There is an auto-salvage yard south of Tecumseh and part of the bric-a-brac used to hold the banks are flattened automobiles. I want a photo of litter of this scale but I have resolved to wait for the delivery of the protective case and will only take a photo when the kayak is at rest on the bank. The image of a bank of cars is in my mind; a single car here and there parallel to the water and then a stack of 10 or more door to door stacked on their noses as if a 5 lane highway ended right there.

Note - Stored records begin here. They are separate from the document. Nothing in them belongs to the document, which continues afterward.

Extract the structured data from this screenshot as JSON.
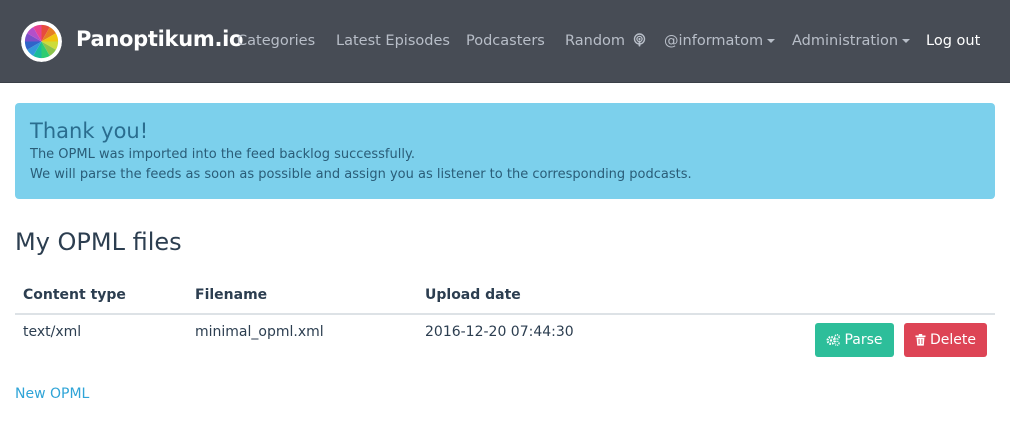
{
  "brand": {
    "name": "Panoptikum.io",
    "logo_icon": "color-wheel-logo"
  },
  "nav": {
    "categories": "Categories",
    "latest_episodes": "Latest Episodes",
    "podcasters": "Podcasters",
    "random": "Random",
    "user": "@informatom",
    "administration": "Administration",
    "logout": "Log out"
  },
  "alert": {
    "title": "Thank you!",
    "line1": "The OPML was imported into the feed backlog successfully.",
    "line2": "We will parse the feeds as soon as possible and assign you as listener to the corresponding podcasts.",
    "color": "#7cd0ec"
  },
  "page": {
    "title": "My OPML files"
  },
  "table": {
    "headers": {
      "content_type": "Content type",
      "filename": "Filename",
      "upload_date": "Upload date"
    },
    "rows": [
      {
        "content_type": "text/xml",
        "filename": "minimal_opml.xml",
        "upload_date": "2016-12-20 07:44:30"
      }
    ],
    "actions": {
      "parse": "Parse",
      "delete": "Delete"
    }
  },
  "new_opml": "New OPML",
  "colors": {
    "navbar": "#474c55",
    "parse": "#2dbe9a",
    "delete": "#dd4455",
    "link": "#2fa4d7"
  }
}
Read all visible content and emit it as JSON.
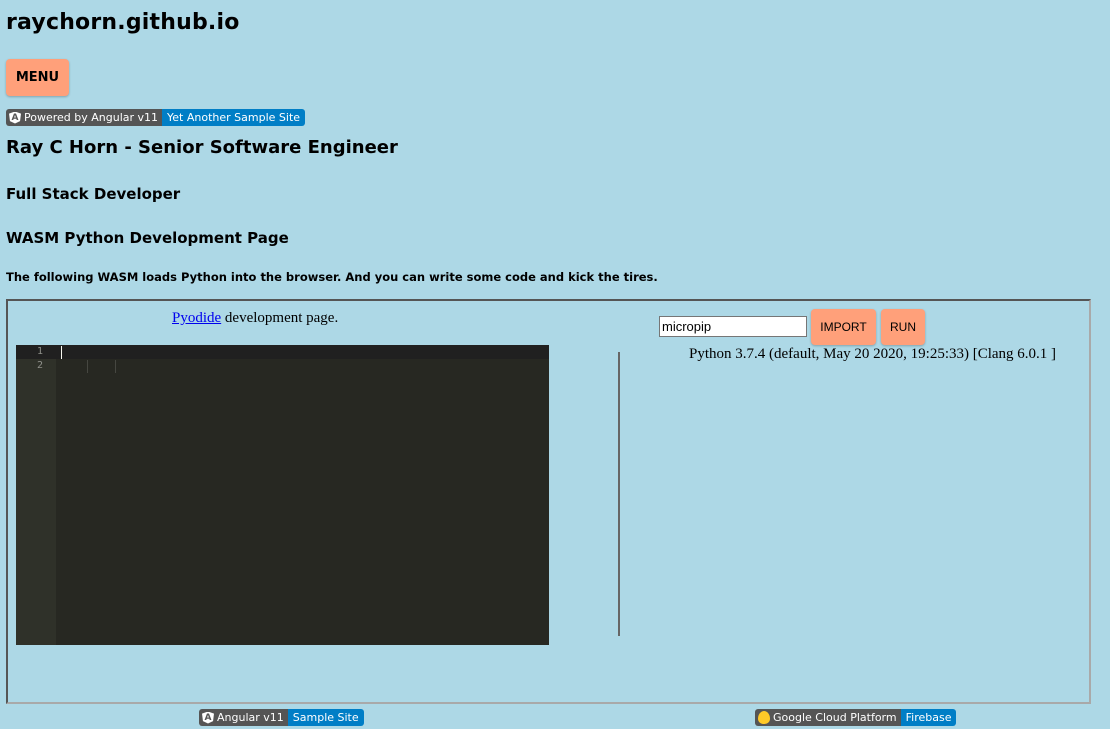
{
  "site": {
    "title": "raychorn.github.io",
    "menu_label": "MENU"
  },
  "badges": {
    "top": {
      "left": "Powered by Angular v11",
      "right": "Yet Another Sample Site",
      "left_icon": "angular-icon"
    },
    "bottom_left": {
      "left": "Angular v11",
      "right": "Sample Site",
      "left_icon": "angular-icon"
    },
    "bottom_right": {
      "left": "Google Cloud Platform",
      "right": "Firebase",
      "left_icon": "firebase-icon"
    }
  },
  "headings": {
    "name": "Ray C Horn - Senior Software Engineer",
    "role": "Full Stack Developer",
    "page": "WASM Python Development Page",
    "intro": "The following WASM loads Python into the browser. And you can write some code and kick the tires."
  },
  "pyodide": {
    "link_text": "Pyodide",
    "suffix": " development page."
  },
  "editor": {
    "line_numbers": [
      "1",
      "2"
    ],
    "theme_bg": "#272822"
  },
  "python_panel": {
    "package_input_value": "micropip",
    "import_label": "IMPORT",
    "run_label": "RUN",
    "version_text": "Python 3.7.4 (default, May 20 2020, 19:25:33) [Clang 6.0.1 ]"
  },
  "colors": {
    "page_bg": "#add8e6",
    "button_bg": "#ffa07a",
    "badge_left": "#555555",
    "badge_right": "#007ec6",
    "link": "#0000ee"
  }
}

Before I could shake that image from my mind, Dean said that he wanted to be on the other side before we reached the power plant. I was beginning to hear the turbine noise and I agreed. When you see the Wabash Valley Generating Station at West Terre Haute from afar, smoke stack wafting sanitized exhaust into the air, it looks friendly enough but close-up from water level it is a monster. Four or more giant pipes spew warm water into the Wabash below a wall of a building and I know that water is being taken in from the river at an equal rate and I don't know where. The currents are hard to read on the Wabash and I don't feel safe. Not even on the far side of the river.
There are a few swirls and some large patches where the water does not seem to flow. More than once, I imagined that I felt something underneath my kayak, an unsettling disruption of the usual flow. It is hard to get comfortable on a 31 inch base on this day on the Wabash. I want to go faster to overcome the uncertainty and I fought that instinct and stayed side by side with Dean for much of the day so that we could talk about what we were seeing.
Dean stopped for a photo on the east bank at a sandy place but I missed it and decided to go downstream and wait. I hope he got a picture of the monster power plant that we depend upon for energy in this region. Mountains of coal are stacked at the edge of the plant and two giant shovels feed the hoppers. The temperature alone (absent of any pollutants) of the four exhaust streams of water merging into the Wabash causes something visible. It looks like a line of water a few feet wide, splitting the river. It glistens on the surface for a mile or more before I stop noticing it.
The slower moving water along the banks contains scum at this point downstream of the power plant. I am increasingly averse to touching it. You have to think that you are capable of surviving an accidental upset, of holding on to your paddle and swimming with your kayak to a shallow place where you can get started again. If you don't believe that, you shouldn't push off in the first place. But it is not something I want to do when there is scum on the water.
"If you see a turd, don't tell me about it", I joked to Dean, kicking off a scatological conversation that I wish I hadn't started.
We cross to the west bank of the Wabash for a while where it seems cleaner.